Despite its vast array of influences, it was Britney’s most cohesive album to date – an outburst of hot and heavy bangers that push you up against the speakers of her own private Idaho. After securing her first co-write with Britney at the age of 19, Britney assumed even more creative ownership on In the Zone. She co-wrote eight of its 12 tracks, becoming more direct in her lyrics and discerning in her taste. As a result, the album is a full-force release of the energy we only caught in glimpses on Britney – bass up, no covers, the ballads eschewing schmaltzy piano minimalism in favour of ambient production (Shadow) and transcendental emotion (Everytime).
Despite its commercial success, In the Zone was met with mixed reviews. Rolling Stone called it “accommodating and hollow”, the Guardian acknowledged its lack of filler but couldn’t resist taking a pop at Britney’s “disingenuousness”, and the LA Times dubbed her “utterly anonymous as a singer”, which is just bizarre. From her doe-eyed charisma to her aching delivery, what makes a Britney song is… Britney. She elevates a good pop song into a masterpiece by sheer force of myth, as much as performance. Nowhere is this clearer than Everytime.

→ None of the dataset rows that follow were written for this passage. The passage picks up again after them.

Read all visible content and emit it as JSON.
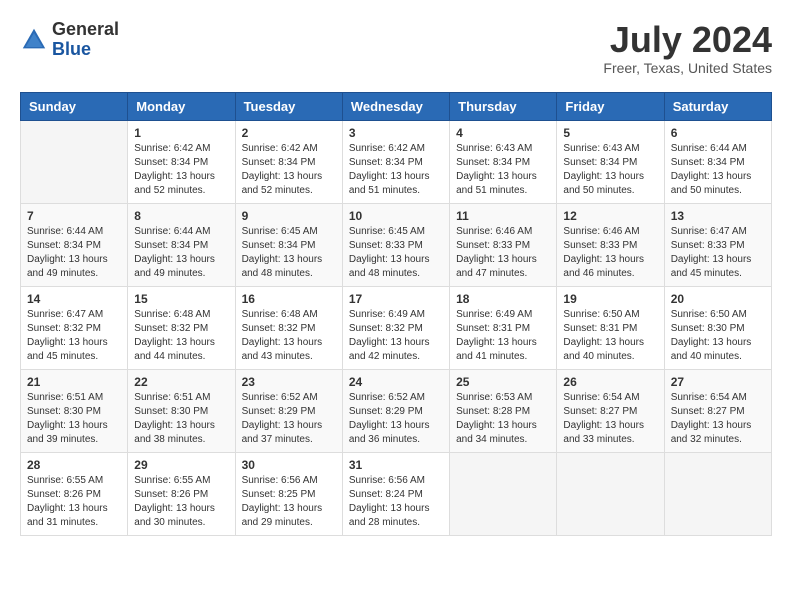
{
  "header": {
    "logo_general": "General",
    "logo_blue": "Blue",
    "month_year": "July 2024",
    "location": "Freer, Texas, United States"
  },
  "weekdays": [
    "Sunday",
    "Monday",
    "Tuesday",
    "Wednesday",
    "Thursday",
    "Friday",
    "Saturday"
  ],
  "weeks": [
    [
      {
        "day": "",
        "info": ""
      },
      {
        "day": "1",
        "info": "Sunrise: 6:42 AM\nSunset: 8:34 PM\nDaylight: 13 hours\nand 52 minutes."
      },
      {
        "day": "2",
        "info": "Sunrise: 6:42 AM\nSunset: 8:34 PM\nDaylight: 13 hours\nand 52 minutes."
      },
      {
        "day": "3",
        "info": "Sunrise: 6:42 AM\nSunset: 8:34 PM\nDaylight: 13 hours\nand 51 minutes."
      },
      {
        "day": "4",
        "info": "Sunrise: 6:43 AM\nSunset: 8:34 PM\nDaylight: 13 hours\nand 51 minutes."
      },
      {
        "day": "5",
        "info": "Sunrise: 6:43 AM\nSunset: 8:34 PM\nDaylight: 13 hours\nand 50 minutes."
      },
      {
        "day": "6",
        "info": "Sunrise: 6:44 AM\nSunset: 8:34 PM\nDaylight: 13 hours\nand 50 minutes."
      }
    ],
    [
      {
        "day": "7",
        "info": "Sunrise: 6:44 AM\nSunset: 8:34 PM\nDaylight: 13 hours\nand 49 minutes."
      },
      {
        "day": "8",
        "info": "Sunrise: 6:44 AM\nSunset: 8:34 PM\nDaylight: 13 hours\nand 49 minutes."
      },
      {
        "day": "9",
        "info": "Sunrise: 6:45 AM\nSunset: 8:34 PM\nDaylight: 13 hours\nand 48 minutes."
      },
      {
        "day": "10",
        "info": "Sunrise: 6:45 AM\nSunset: 8:33 PM\nDaylight: 13 hours\nand 48 minutes."
      },
      {
        "day": "11",
        "info": "Sunrise: 6:46 AM\nSunset: 8:33 PM\nDaylight: 13 hours\nand 47 minutes."
      },
      {
        "day": "12",
        "info": "Sunrise: 6:46 AM\nSunset: 8:33 PM\nDaylight: 13 hours\nand 46 minutes."
      },
      {
        "day": "13",
        "info": "Sunrise: 6:47 AM\nSunset: 8:33 PM\nDaylight: 13 hours\nand 45 minutes."
      }
    ],
    [
      {
        "day": "14",
        "info": "Sunrise: 6:47 AM\nSunset: 8:32 PM\nDaylight: 13 hours\nand 45 minutes."
      },
      {
        "day": "15",
        "info": "Sunrise: 6:48 AM\nSunset: 8:32 PM\nDaylight: 13 hours\nand 44 minutes."
      },
      {
        "day": "16",
        "info": "Sunrise: 6:48 AM\nSunset: 8:32 PM\nDaylight: 13 hours\nand 43 minutes."
      },
      {
        "day": "17",
        "info": "Sunrise: 6:49 AM\nSunset: 8:32 PM\nDaylight: 13 hours\nand 42 minutes."
      },
      {
        "day": "18",
        "info": "Sunrise: 6:49 AM\nSunset: 8:31 PM\nDaylight: 13 hours\nand 41 minutes."
      },
      {
        "day": "19",
        "info": "Sunrise: 6:50 AM\nSunset: 8:31 PM\nDaylight: 13 hours\nand 40 minutes."
      },
      {
        "day": "20",
        "info": "Sunrise: 6:50 AM\nSunset: 8:30 PM\nDaylight: 13 hours\nand 40 minutes."
      }
    ],
    [
      {
        "day": "21",
        "info": "Sunrise: 6:51 AM\nSunset: 8:30 PM\nDaylight: 13 hours\nand 39 minutes."
      },
      {
        "day": "22",
        "info": "Sunrise: 6:51 AM\nSunset: 8:30 PM\nDaylight: 13 hours\nand 38 minutes."
      },
      {
        "day": "23",
        "info": "Sunrise: 6:52 AM\nSunset: 8:29 PM\nDaylight: 13 hours\nand 37 minutes."
      },
      {
        "day": "24",
        "info": "Sunrise: 6:52 AM\nSunset: 8:29 PM\nDaylight: 13 hours\nand 36 minutes."
      },
      {
        "day": "25",
        "info": "Sunrise: 6:53 AM\nSunset: 8:28 PM\nDaylight: 13 hours\nand 34 minutes."
      },
      {
        "day": "26",
        "info": "Sunrise: 6:54 AM\nSunset: 8:27 PM\nDaylight: 13 hours\nand 33 minutes."
      },
      {
        "day": "27",
        "info": "Sunrise: 6:54 AM\nSunset: 8:27 PM\nDaylight: 13 hours\nand 32 minutes."
      }
    ],
    [
      {
        "day": "28",
        "info": "Sunrise: 6:55 AM\nSunset: 8:26 PM\nDaylight: 13 hours\nand 31 minutes."
      },
      {
        "day": "29",
        "info": "Sunrise: 6:55 AM\nSunset: 8:26 PM\nDaylight: 13 hours\nand 30 minutes."
      },
      {
        "day": "30",
        "info": "Sunrise: 6:56 AM\nSunset: 8:25 PM\nDaylight: 13 hours\nand 29 minutes."
      },
      {
        "day": "31",
        "info": "Sunrise: 6:56 AM\nSunset: 8:24 PM\nDaylight: 13 hours\nand 28 minutes."
      },
      {
        "day": "",
        "info": ""
      },
      {
        "day": "",
        "info": ""
      },
      {
        "day": "",
        "info": ""
      }
    ]
  ]
}
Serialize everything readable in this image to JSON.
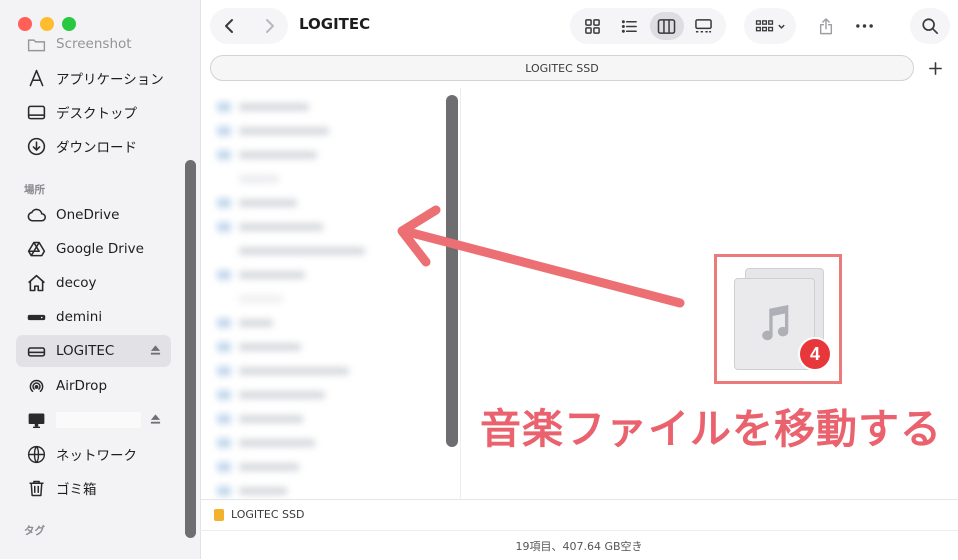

Directed by David LaChapelle, the video for Everytime eerily foreshadows the tragedy to come. After being hounded by paparazzi and hit in the head by a camera, Britney drowns in a bathtub and dies in hospital while a child is born in the next room. The fragility of her image bumping up against the violence of the story exposes the abuse at the heart of celebrity culture, making it the perfect choice of song to play over a montage of shotgun-toting Disney starlets wrecking the American dream in Harmony Korine’s Spring Breakers. “On the surface, it’s poppy and airless and morose and beautiful, but underneath, I always felt like there was a violence and a pathology,” Korine said of Britney’s music around the film’s release in 2013, going on to describe her as “almost more than a person – she’s like an energy”.
Though 2007’s Blackout would formally relaunch Britney as the resilient underdog we know now, In the Zone bottles up the magic that Korine describes. It captures Britney breaking free of her confines before paying the price of daring to do so, and dashing our collective ability to really believe in pop as a pure, wonderful thing; a dream.
The first time CMAT heard Toxic was in brief – a snippet of a radio ad for her show at Dublin’s Point Depot. “I remember it so well because pop music was my life,” she says. “And that was pop music.”